In many ways, as they did not follow the Faure/Debussy/Ravel mould, they were in a véritable cul-de sac, and yet they each produced wonderful examples of the mélodie and the symphonic song...as it might have developed. Although sticking firmly to the principle that words and harmony were more important than any tune per se, how were they to know that the French melodic world was to develop along different lines?
This book describes each mélodie composed by these three extraordinarily underrated composers, and puts each artist into his historical context. There are copious musical examples; also included are a discography, extensive bibliography and several appendices, one of which is dedicated to the number and variety of the changes that Widor (an inveterate tinkerer) made to just two of his early songs.
Widor wrote three such works: Mâtre Ambros, Les Pêcheurs de St. Jean and Nerto, and also several choral works in addition to his Messe – originally conceived for the two organs St. Sulpice, its resident choral ensemble and the vast forces (200+ voices) of the seminary attached to that magnficent church, where the composer Charles Gounod had once been an oblate. These choral works – the peculiar Chant Séculaire and the Symphonie Antique – are extraordinary in their differing ways: The first for soprano solo, chorus and orchestra was probably performed only the once, whereas the latter, for Soprano and Alto soli, chorus a large orchestra – a true choral symphony – was performed many times, and has even been recorded.
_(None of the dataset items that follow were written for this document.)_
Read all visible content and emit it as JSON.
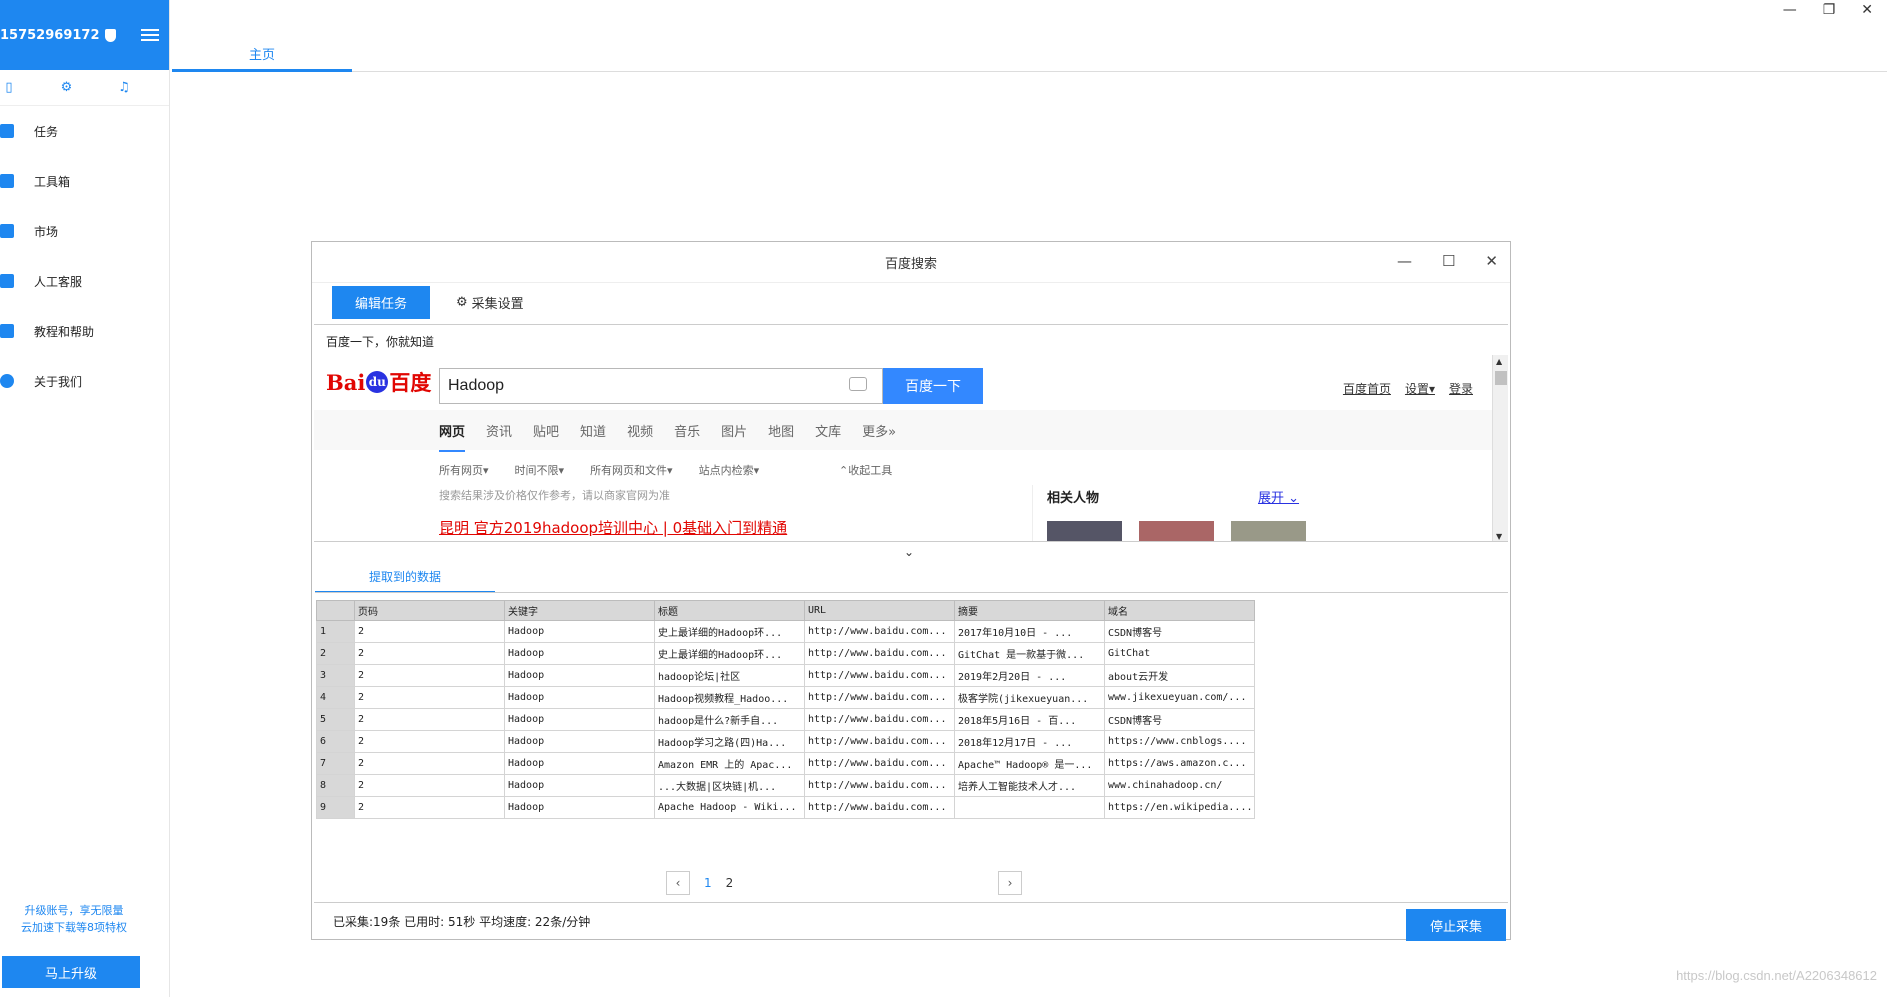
{
  "sidebar": {
    "account": "15752969172",
    "items": [
      {
        "label": "任务"
      },
      {
        "label": "工具箱"
      },
      {
        "label": "市场"
      },
      {
        "label": "人工客服"
      },
      {
        "label": "教程和帮助"
      },
      {
        "label": "关于我们"
      }
    ],
    "promo_line1": "升级账号，享无限量",
    "promo_line2": "云加速下载等8项特权",
    "upgrade_label": "马上升级"
  },
  "topbar": {
    "tab_home": "主页"
  },
  "dialog": {
    "title": "百度搜索",
    "tab_edit": "编辑任务",
    "tab_settings": "采集设置"
  },
  "browser": {
    "tagline": "百度一下，你就知道",
    "logo_text_left": "Bai",
    "logo_text_du": "du",
    "logo_text_right": "百度",
    "search_value": "Hadoop",
    "search_button": "百度一下",
    "links": [
      "百度首页",
      "设置▾",
      "登录"
    ],
    "nav": [
      "网页",
      "资讯",
      "贴吧",
      "知道",
      "视频",
      "音乐",
      "图片",
      "地图",
      "文库",
      "更多»"
    ],
    "filters": [
      "所有网页▾",
      "时间不限▾",
      "所有网页和文件▾",
      "站点内检索▾"
    ],
    "collapse_tools": "⌃收起工具",
    "notice": "搜索结果涉及价格仅作参考，请以商家官网为准",
    "result_title": "昆明 官方2019hadoop培训中心 | 0基础入门到精通",
    "related": "相关人物",
    "expand": "展开 ⌄"
  },
  "data": {
    "tab_label": "提取到的数据",
    "columns": [
      "页码",
      "关键字",
      "标题",
      "URL",
      "摘要",
      "域名"
    ],
    "rows": [
      [
        "1",
        "2",
        "Hadoop",
        "史上最详细的Hadoop环...",
        "http://www.baidu.com...",
        "2017年10月10日 - ...",
        "CSDN博客号"
      ],
      [
        "2",
        "2",
        "Hadoop",
        "史上最详细的Hadoop环...",
        "http://www.baidu.com...",
        "GitChat 是一款基于微...",
        "GitChat"
      ],
      [
        "3",
        "2",
        "Hadoop",
        "hadoop论坛|社区",
        "http://www.baidu.com...",
        "2019年2月20日 - ...",
        "about云开发"
      ],
      [
        "4",
        "2",
        "Hadoop",
        "Hadoop视频教程_Hadoo...",
        "http://www.baidu.com...",
        "极客学院(jikexueyuan...",
        "www.jikexueyuan.com/..."
      ],
      [
        "5",
        "2",
        "Hadoop",
        "hadoop是什么?新手自...",
        "http://www.baidu.com...",
        "2018年5月16日 - 百...",
        "CSDN博客号"
      ],
      [
        "6",
        "2",
        "Hadoop",
        "Hadoop学习之路(四)Ha...",
        "http://www.baidu.com...",
        "2018年12月17日 - ...",
        "https://www.cnblogs...."
      ],
      [
        "7",
        "2",
        "Hadoop",
        "Amazon EMR 上的 Apac...",
        "http://www.baidu.com...",
        "Apache™ Hadoop® 是一...",
        "https://aws.amazon.c..."
      ],
      [
        "8",
        "2",
        "Hadoop",
        "...大数据|区块链|机...",
        "http://www.baidu.com...",
        "培养人工智能技术人才...",
        "www.chinahadoop.cn/"
      ],
      [
        "9",
        "2",
        "Hadoop",
        "Apache Hadoop - Wiki...",
        "http://www.baidu.com...",
        "",
        "https://en.wikipedia...."
      ]
    ],
    "pages": [
      "1",
      "2"
    ]
  },
  "status": {
    "text": "已采集:19条  已用时: 51秒  平均速度: 22条/分钟",
    "stop_label": "停止采集"
  },
  "watermark": "https://blog.csdn.net/A2206348612"
}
It is extraordinary to think that the blind Louis Vierne should want to compose for the stage, but he had two concepts some twenty years apart: François Villon (c.1912) for which the general dramatic scheme survives and, later, Antigone (c.1931) which never got beyond the planning stage: Late in life, he did announce that he was to compose an opera on the subject of Tristan: Even though this was his nom de guerre it, unsurprisingly, did not come to fruition. However, in addition to his popular Messe, he did leave a substantial oratorio – or drame lyrique as he termed it – Praxinoë, which was performed three times in 1905 (twice in Rouen and subsequently in Paris) and very favourably received.
Charles Tournemire is the strangest fish in this aesthetic pond. Although bound by his faith to the tribune of Ste-Clothilde (sic) and with a fervent conviction that everything that he thought, played and wrote should be God-centred, there was an urge to compose for that most decadent of art forms – the Opera! He produced four such works: The early Nittetis, and subsequently Les Dieux Sont Morts – then, after a gap of many years, La Légende de Tristan (using the Breton version of the tale) and Il Poverello di Assisi – an Five Act retelling of the life of St. Francis, and almost the last thing that he composed. An early oratorio Le Sang de Sirène (one of his few works to be both published and performed...and it won him a prize!) was followed many years later by the VIième Symphonie (a choral symphony), La Queste du Saint Graal, La Douloureuse Passion du Xrist and the Apocalypse de St. Jean. In addition there is the Trilogie – three short oratorios...or are they operas (they contain stage directions!) – covering Faust, Don Quichotte and St. François d’Assise again. There are other, smaller, works of interest under investigation.
The fascination is by the way in which Tournemire, born in Bordeaux, espoused all things Breton – language, culture and folklore....and the Grail – even buying a (third) home on the remote island of Ouessant, many miles off the North-West tip of Northern France.
Even more interestingly, both he and his one-time pupil Olivier Messiaen, shared a fixation with Tristan and St. Francis: The ramifications of this devotion and other aspects are discussed in a second, recently published tome... Visons of Eternity; the Choral works and Operas of Widor Vierne and Tournemire
A third volume, covering the orchetral symphonies, concerti and chamber music by these same composers? This would be a vast undertaking, occupying more space than the two previous volumes combined. Perhaps a transcription of some of the works described? I would dearly love to hear either Vierne's Praxinoë or Tournemire's La Douloureuse Passion du Xrist ere I shuffle off this mortal coil. Or perhaps there is something else to be achieved: Watch this space!